Dans les rues de Calais on les reconnait à leur vélo. Pour les habitants de la jungle le bien le plus précieux est le vélo. On trouve des magasins de réparation mais aussi des endroits où grâce à une dynamo reliée à un vélo sur lequel quelqu'un pédale on peut charger des téléphones portables. L'électricité est un bien précieux. Comme l'eau qu'on transporte aussi à vélo. Tout est rare sauf le vent qui souffle.

Ici ce n'est pas une jungle qu'on trouve mais une vraie ville. Avec ses quartiers, ses commerces, ses restaurants, sa mosquée, sa clinique médicale. Tout est régi par une espèce de loi invisible. Les gens se côtoient, se connaissent pour la plupart. Les tentes fleurissent dans la boue un peu partout. Il y a la tente pour la cuisine et celle pour dormir. Elle se soulèvent comme un seul corps quand le vent souffle, souffle et souffle. Les tentes respirent. Elle sont vivantes.

La jungle de Calais n'est pas très différente d'un ghetto classique sauf qu'ici il s'étend encore et encore. Il n'y a pas l'ombre d'un uniforme quelconque à l'intérieur. Quelques cars de CRS sont postés à l'extérieur. Le quartier des femmes est à l'écart, elles sont dans des containers aménagés. Leur maris, frères ou enfants adolescents ne peuvent pas les accompagner. Ici elles sont loin des hommes. Elles représentent à peu près 10% des habitants de la jungle. Au total il y a environ 6.000 personnes, la taille d'une petite ville. 13 nationalités se côtoient : Syriens, Erythréen, Soudanais, Irakiens, etc... De plus en plus d'Irakiens me dit-on, ils viennent là où le vent les porte.
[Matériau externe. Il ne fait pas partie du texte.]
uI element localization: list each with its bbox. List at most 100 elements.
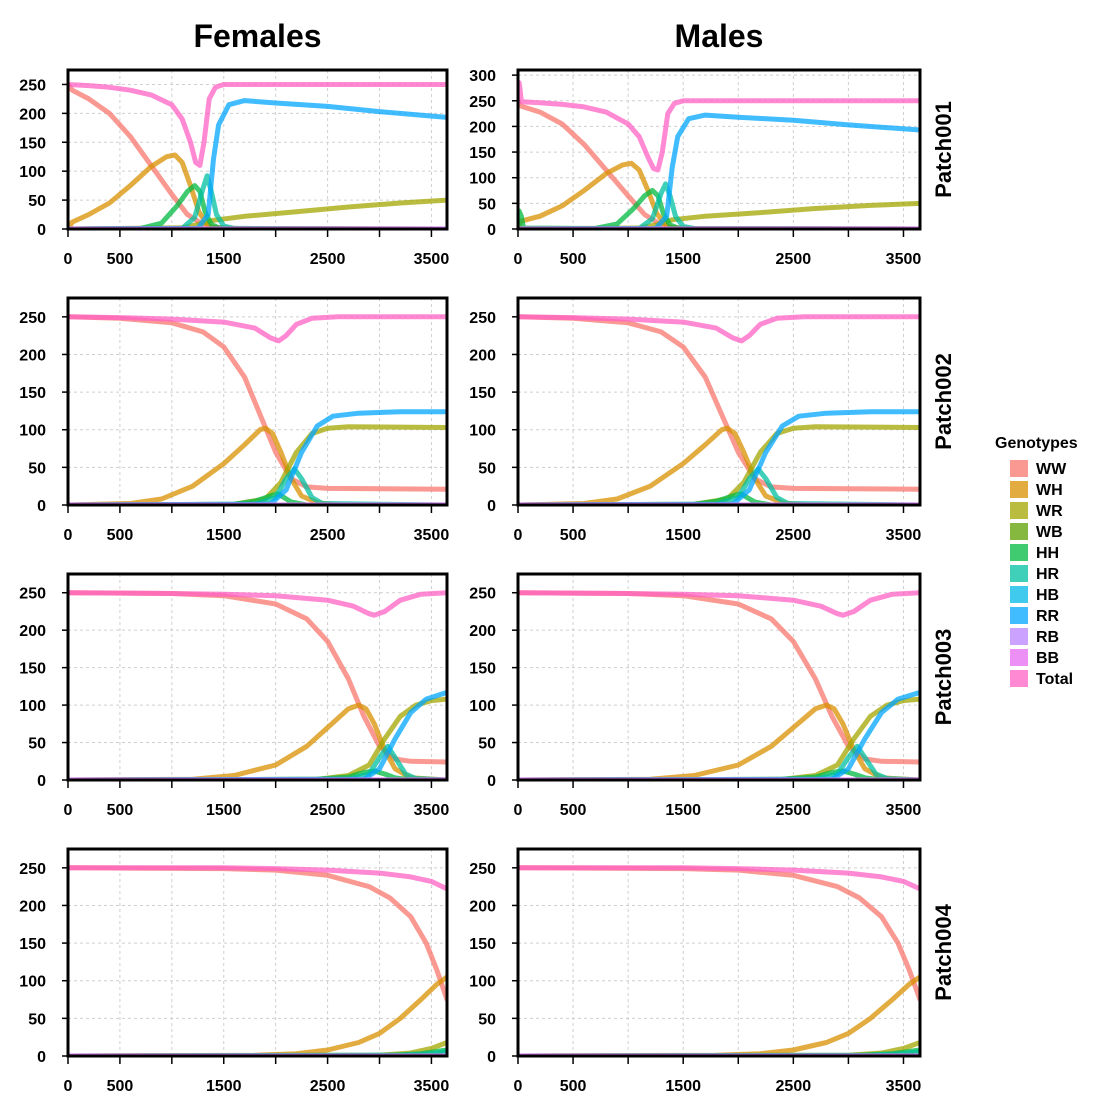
y-tick-label: 200 bbox=[469, 119, 496, 136]
legend-swatch bbox=[1010, 649, 1028, 666]
legend-item-hb: HB bbox=[1010, 586, 1059, 604]
y-tick-label: 50 bbox=[478, 460, 496, 477]
series-line-wr bbox=[518, 424, 920, 505]
legend-swatch bbox=[1010, 607, 1028, 624]
legend-label: HR bbox=[1036, 566, 1060, 583]
panel-frame bbox=[516, 847, 922, 1058]
series-line-ww bbox=[68, 314, 447, 492]
x-tick-label: 500 bbox=[560, 527, 587, 544]
y-tick-label: 0 bbox=[37, 773, 46, 790]
x-tick-label: 1500 bbox=[206, 1078, 242, 1095]
series-line-rr bbox=[68, 409, 447, 505]
series-line-total bbox=[518, 314, 920, 344]
x-tick-label: 2500 bbox=[776, 802, 812, 819]
x-tick-label: 2500 bbox=[776, 1078, 812, 1095]
legend-item-wh: WH bbox=[1010, 481, 1063, 499]
series-line-total bbox=[518, 80, 920, 173]
y-tick-label: 150 bbox=[19, 661, 46, 678]
x-tick-label: 500 bbox=[560, 1078, 587, 1095]
series-line-ww bbox=[68, 82, 447, 229]
legend-item-bb: BB bbox=[1010, 649, 1059, 667]
series-group bbox=[68, 590, 447, 780]
x-tick-label: 0 bbox=[514, 802, 523, 819]
y-tick-label: 50 bbox=[28, 460, 46, 477]
y-tick-label: 150 bbox=[469, 145, 496, 162]
panel-frame bbox=[516, 572, 922, 782]
series-line-wr bbox=[68, 424, 447, 505]
series-line-wr bbox=[68, 197, 447, 229]
y-tick-label: 100 bbox=[19, 974, 46, 991]
y-tick-label: 200 bbox=[19, 106, 46, 123]
y-tick-label: 50 bbox=[478, 1011, 496, 1028]
grid bbox=[518, 70, 920, 229]
legend-item-hh: HH bbox=[1010, 544, 1059, 562]
legend-label: WR bbox=[1036, 503, 1063, 520]
row-label-patch001: Patch001 bbox=[931, 101, 956, 198]
series-line-wh bbox=[68, 974, 447, 1056]
row-label-patch003: Patch003 bbox=[931, 629, 956, 726]
series-group bbox=[68, 865, 447, 1056]
x-tick-label: 3500 bbox=[414, 527, 450, 544]
column-title-females: Females bbox=[193, 18, 321, 54]
x-tick-label: 1500 bbox=[665, 251, 701, 268]
legend-item-ww: WW bbox=[1010, 460, 1067, 478]
x-tick-label: 3500 bbox=[886, 527, 922, 544]
series-line-total bbox=[518, 865, 920, 892]
y-tick-label: 50 bbox=[478, 196, 496, 213]
y-tick-label: 200 bbox=[19, 898, 46, 915]
y-tick-label: 200 bbox=[19, 347, 46, 364]
legend-item-wr: WR bbox=[1010, 502, 1063, 520]
series-line-wh bbox=[68, 425, 447, 505]
x-tick-label: 500 bbox=[107, 1078, 134, 1095]
series-line-ww bbox=[68, 590, 447, 765]
legend-label: HB bbox=[1036, 587, 1059, 604]
legend-swatch bbox=[1010, 502, 1028, 519]
x-tick-label: 1500 bbox=[665, 802, 701, 819]
legend-label: RB bbox=[1036, 629, 1059, 646]
legend-swatch bbox=[1010, 523, 1028, 540]
x-tick-label: 500 bbox=[107, 251, 134, 268]
legend: Genotypes WW WH WR WB HH HR HB RR RB BB Total bbox=[995, 435, 1078, 688]
legend-label: WB bbox=[1036, 524, 1063, 541]
legend-label: HH bbox=[1036, 545, 1059, 562]
row-label-patch002: Patch002 bbox=[931, 353, 956, 450]
x-tick-label: 3500 bbox=[886, 1078, 922, 1095]
series-group bbox=[518, 865, 920, 1056]
legend-swatch bbox=[1010, 565, 1028, 582]
x-tick-label: 500 bbox=[107, 527, 134, 544]
legend-label: RR bbox=[1036, 608, 1060, 625]
x-tick-label: 2500 bbox=[310, 527, 346, 544]
y-tick-label: 50 bbox=[28, 1011, 46, 1028]
x-tick-label: 3500 bbox=[414, 1078, 450, 1095]
y-tick-label: 150 bbox=[469, 385, 496, 402]
y-tick-label: 150 bbox=[19, 135, 46, 152]
y-tick-label: 0 bbox=[487, 498, 496, 515]
x-tick-label: 2500 bbox=[310, 802, 346, 819]
panel-patch001-males: 0 50 100 150 200 250 300 0 500 1500 2500 3500 bbox=[469, 68, 922, 268]
series-line-wh bbox=[68, 152, 447, 229]
x-tick-label: 0 bbox=[64, 251, 73, 268]
y-tick-label: 0 bbox=[487, 773, 496, 790]
x-tick-label: 1500 bbox=[206, 527, 242, 544]
y-tick-label: 0 bbox=[487, 1049, 496, 1066]
y-tick-label: 100 bbox=[19, 423, 46, 440]
y-tick-label: 100 bbox=[469, 423, 496, 440]
series-line-total bbox=[68, 314, 447, 344]
x-tick-label: 2500 bbox=[776, 251, 812, 268]
y-tick-label: 250 bbox=[19, 586, 46, 603]
panel-frame bbox=[516, 296, 922, 507]
series-group bbox=[518, 590, 920, 780]
x-tick-label: 1500 bbox=[206, 802, 242, 819]
x-tick-label: 0 bbox=[64, 1078, 73, 1095]
y-tick-label: 250 bbox=[469, 94, 496, 111]
grid bbox=[68, 298, 447, 505]
series-line-total bbox=[518, 590, 920, 618]
panel-frame bbox=[516, 68, 922, 231]
series-line-total bbox=[68, 590, 447, 618]
series-group bbox=[518, 314, 920, 505]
Si vous interrogez les personnes vous allez trouver ces histoires de la misère, devenue si ordinaire : guerre, enfants, frères ou sœurs, parents morts, pauvreté, chômage, familles restées au pays, défaut de soins et de médicaments dans le pays d'origine, défaut d'écoles, etc... Ces histoires on les trouve ici et ailleurs, hier et aujourd'hui.

Suliman vient du Soudan. Il a 30 ans. Suliman parle un peu anglais. Il offre le café. C'est une femme qui le prépare.
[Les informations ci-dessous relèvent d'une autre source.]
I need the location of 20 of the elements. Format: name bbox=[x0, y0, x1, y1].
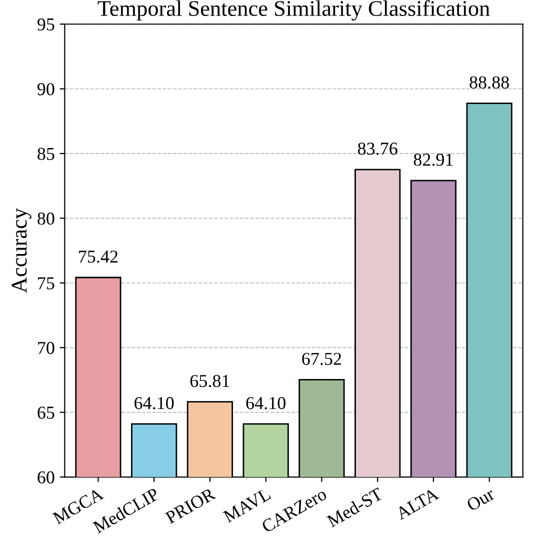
data-label: 88.88 bbox=[470, 76, 509, 89]
chart-title: Temporal Sentence Similarity Classification bbox=[98, 0, 490, 21]
data-label: 64.10 bbox=[246, 397, 286, 410]
y-tick-label: 80 bbox=[38, 212, 54, 225]
y-tick-label: 95 bbox=[37, 18, 54, 31]
y-tick-label: 65 bbox=[38, 406, 54, 419]
data-label: 75.42 bbox=[79, 250, 118, 263]
y-tick-label: 90 bbox=[37, 83, 54, 96]
data-label: 65.81 bbox=[190, 374, 230, 388]
data-label: 67.52 bbox=[302, 352, 342, 366]
y-axis-title: Accuracy bbox=[12, 208, 32, 293]
data-label: 83.76 bbox=[358, 142, 398, 155]
y-tick-label: 70 bbox=[38, 342, 54, 354]
x-tick-label: ALTA bbox=[394, 487, 440, 520]
x-tick-label: Our bbox=[466, 487, 496, 512]
data-label: 82.91 bbox=[414, 154, 453, 166]
y-tick-label: 85 bbox=[38, 148, 54, 160]
data-label: 64.10 bbox=[134, 397, 174, 410]
y-tick-label: 75 bbox=[38, 277, 54, 290]
y-tick-label: 60 bbox=[38, 471, 54, 484]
Pas la sienne. La sienne elle est restée au pays avec leurs 5 enfants, 2 filles et 3 garçons. Son frère est mort à 11 ans. Le vent chuchote des histoires identiques devant chaque personne. Écoute le tu entendras cet écho infini qu'il porte.

A coté de Suliman, on retrouve Bernard. Bernard a 62 ans, il est gérant d'une petite entreprise de pose de fenêtres. Il habite à Nevers et depuis le début de l'année il fait la route une fois par mois jusqu'ici. Il y reste à peu près une semaine à chaque fois et dors dans la fourgonnette garée dans la jungle. Il y a des amis. Même qu'ils vont au restaurant de la jungle ensemble. La vie reprend ses droits. Depuis la photo du jeune Aylan de plus en plus d'anglais viennent faire du bénévolat. Du coté français ça n'a pas trop bougé. Le vent, toujours le vent, qui pousse certains à franchir la Manche alors que d'autres meurent en Méditerranée.
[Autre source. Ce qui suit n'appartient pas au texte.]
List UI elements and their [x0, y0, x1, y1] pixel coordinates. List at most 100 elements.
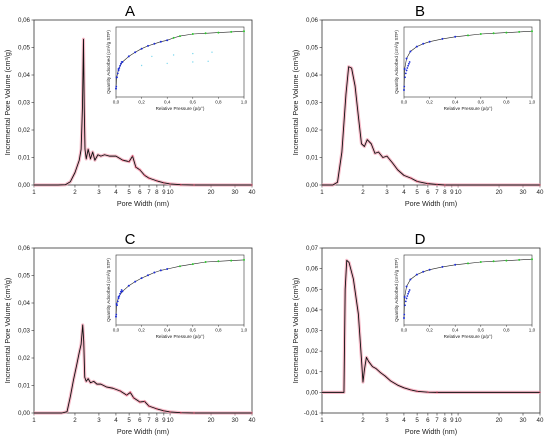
x-tick-label: 6 [426, 189, 430, 196]
x-tick-label: 4 [114, 417, 118, 424]
inset-data-point [119, 64, 121, 67]
inset-data-point [166, 39, 169, 42]
series-envelope [34, 323, 252, 415]
inset-data-point [147, 44, 149, 47]
x-tick-label: 2 [361, 417, 365, 424]
y-tick-label: 0,07 [306, 245, 319, 252]
y-tick-label: 0,06 [306, 266, 319, 273]
panel-a: A 1 2 3 4 5 6 7 8 9 10 20 30 40 0,00 0,01 0,02 0,03 0,04 0,… [3, 3, 256, 208]
data-point [436, 391, 438, 394]
data-point [180, 412, 182, 414]
inset-data-point [467, 34, 469, 37]
inset-x-tick-label: 0,6 [190, 100, 197, 105]
inset-data-point [115, 87, 117, 90]
data-point [156, 408, 158, 410]
x-tick-label: 20 [208, 189, 215, 196]
data-point [129, 391, 131, 394]
x-tick-label: 2 [73, 417, 77, 424]
inset-x-axis-label: Relative Pressure (p/p°) [444, 106, 493, 111]
inset-cyan-point [140, 64, 143, 67]
data-point [416, 180, 418, 183]
inset-x-tick-label: 0,4 [164, 100, 171, 105]
inset-data-point [120, 61, 123, 63]
inset-cyan-point [151, 55, 153, 58]
inset-data-point [403, 89, 405, 91]
x-tick-label: 3 [385, 417, 389, 424]
x-tick-label: 1 [32, 417, 36, 424]
inset-data-point [217, 260, 220, 263]
inset-x-axis-label: Relative Pressure (p/p°) [156, 334, 205, 339]
inset-data-point [230, 259, 233, 262]
inset-data-point [405, 285, 408, 288]
inset-x-tick-label: 0,6 [478, 100, 485, 105]
y-tick-label: 0,04 [18, 72, 31, 79]
inset-x-tick-label: 0,4 [164, 328, 171, 333]
data-point [135, 166, 137, 168]
x-tick-label: 30 [520, 417, 527, 424]
x-tick-label: 9 [450, 189, 454, 196]
data-point [119, 390, 121, 392]
x-tick-label: 8 [155, 417, 159, 424]
y-tick-label: 0,05 [306, 286, 319, 293]
inset-data-point [179, 35, 181, 38]
y-tick-label: 0,05 [18, 45, 31, 52]
x-tick-label: 30 [232, 189, 239, 196]
x-tick-label: 5 [415, 417, 419, 424]
data-point [125, 394, 128, 396]
inset-data-point [407, 290, 410, 293]
x-tick-label: 10 [455, 189, 462, 196]
x-tick-label: 6 [426, 417, 430, 424]
x-tick-label: 10 [167, 417, 174, 424]
x-tick-label: 4 [402, 417, 406, 424]
inset-data-point [120, 289, 123, 291]
y-tick-label: 0,00 [306, 389, 319, 396]
inset-data-point [404, 304, 406, 307]
y-tick-label: 0,06 [18, 245, 31, 252]
y-tick-label: 0,00 [306, 182, 319, 189]
inset-data-point [140, 47, 143, 50]
y-tick-label: 0,01 [18, 155, 31, 162]
inset-x-tick-label: 0,6 [478, 328, 485, 333]
inset-data-point [409, 278, 412, 281]
inset-data-point [422, 270, 425, 273]
inset-x-tick-label: 0,2 [138, 100, 145, 105]
inset-data-point [405, 69, 408, 72]
inset-x-axis-label: Relative Pressure (p/p°) [156, 106, 205, 111]
inset-data-point [153, 42, 156, 45]
y-tick-label: 0,05 [18, 273, 31, 280]
inset-data-point [408, 61, 411, 63]
inset-data-point [115, 313, 118, 316]
inset-data-point [230, 30, 233, 33]
inset-data-point [134, 51, 137, 54]
x-tick-label: 8 [155, 189, 159, 196]
inset-data-point [119, 62, 122, 65]
inset-cyan-point [207, 60, 209, 62]
inset-x-tick-label: 0,8 [215, 328, 222, 333]
inset: 0,0 0,2 0,4 0,6 0,8 1,0 Relative Pressure (p/p… [394, 26, 536, 111]
inset-data-point [405, 297, 408, 300]
data-point [193, 184, 195, 186]
y-tick-label: 0,04 [18, 300, 31, 307]
panel-letter: D [415, 231, 426, 248]
x-tick-label: 20 [208, 417, 215, 424]
inset-data-point [119, 290, 122, 293]
inset-data-point [117, 297, 120, 300]
inset-data-point [115, 85, 118, 88]
inset-data-point [479, 33, 482, 35]
y-tick-label: -0,01 [304, 410, 319, 417]
y-tick-label: 0,04 [306, 72, 319, 79]
inset-data-point [217, 31, 220, 34]
data-point [539, 391, 541, 394]
inset-y-axis-label: Quantity Adsorbed (cm³/g STP) [106, 258, 111, 322]
y-tick-label: 0,05 [306, 45, 319, 52]
inset-y-axis-label: Quantity Adsorbed (cm³/g STP) [394, 30, 399, 94]
y-tick-label: 0,02 [18, 127, 31, 134]
x-tick-label: 7 [435, 189, 439, 196]
inset-data-point [116, 72, 119, 75]
x-tick-label: 1 [320, 417, 324, 424]
x-tick-label: 5 [127, 189, 131, 196]
inset-data-point [409, 50, 412, 53]
data-point [122, 159, 124, 161]
inset-data-point [518, 258, 521, 261]
inset-cyan-point [211, 51, 213, 53]
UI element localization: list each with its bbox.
Bernard, il a les yeux aussi bleus que la bâche qui recouvre la cuisine de Suliman.

Quand on lève la tête on aperçois des branches avec quelques feuilles. À mes pieds il y a un arbre qui soutient le tout. Le sol c'est la boue. Et puis il y a toujours le vent, le vent qui souffle dans les bâches. Le bruit du vent vous enserre la tête. Plus personne ne l'entend. Il résonne, il soulève, il agite, il ploie les dos sous sa force. On sent le souffle de la mer, si proche et si loin à la fois. On pourrait être partout dans le monde, au final on n'est nulle part.

Il y a des distributions de nourriture un peu partout grâce aux associations. Il y a même des étudiants de l'Essec Paris venus en stage ici, pendant 1 mois. Il y a de la solidarité et puis il y a de la singularité comme cet artiste réfugié qui n'est pas là aujourd'hui car il est parti exposer à Paris. Alors pour changer on trouverait facilement des jolies histoires à conter mais je n'ai pas envie de me raconter d'histoires. Je reste muette. Et toujours ce vent qui souffle, qui souffle et cet univers qui est là, un tout petit monde qui se crée et qui se recrée à l'infini. Et la guerre, et la mort, et la faim, et l'amour, et l'espoir et le vent, toujours le vent.